I envision addressing this challenge by embedding participatory methods in realist evaluations, where communities can play a central role in identifying what "works" in their settings, why certain approaches succeed or fail, and how partnerships between diverse actors can be strengthened. A key part of this is listening to experts by experience and involving them in co-design in meaningful ways. Drawing on lived experience can help develop care models that are more relevant and grounded in context. This also means building the capacity of experts by experience and ensuring their inclusion from the very beginning. Such approaches are especially important for mental health and de-addiction interventions, where the insights of service users are critical in improving service delivery.

I want to contribute to the growing body of strengths-based research and practice in evidence-informed community care, focusing on participation and sovereignty of communities instead of deficit-based approaches.
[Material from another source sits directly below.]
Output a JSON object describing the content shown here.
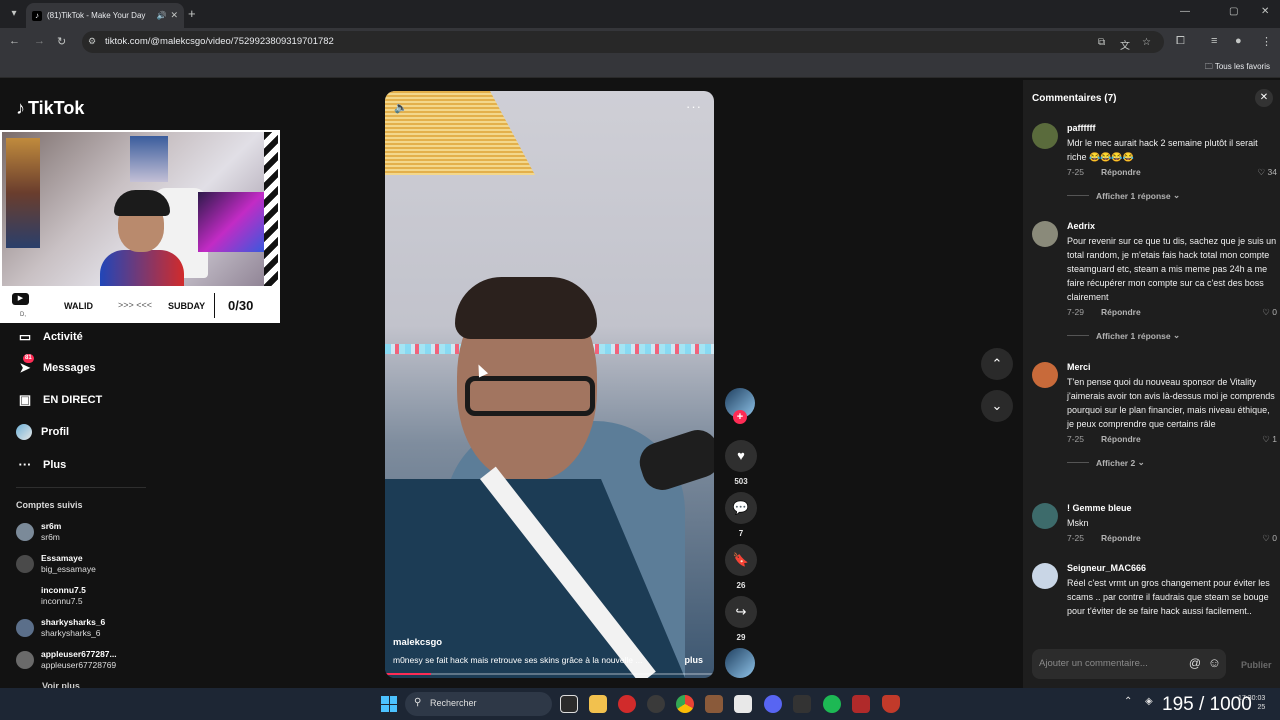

The realist approach supports this by questioning traditional hierarchies of what counts as evidence and allowing space for different forms of knowledge generation practices. I am also interested in contributing to field-building efforts that strengthen the use of complexity-informed approaches in evaluation. Through this work, I seek to provide an enhanced understanding of how lived experience and peer support can help improve practice and research in community-based interventions for mental health. I want to help bridge the gap between evaluation findings and action by supporting program redesign and shaping policy that supports decentralised community-based care for mental distress.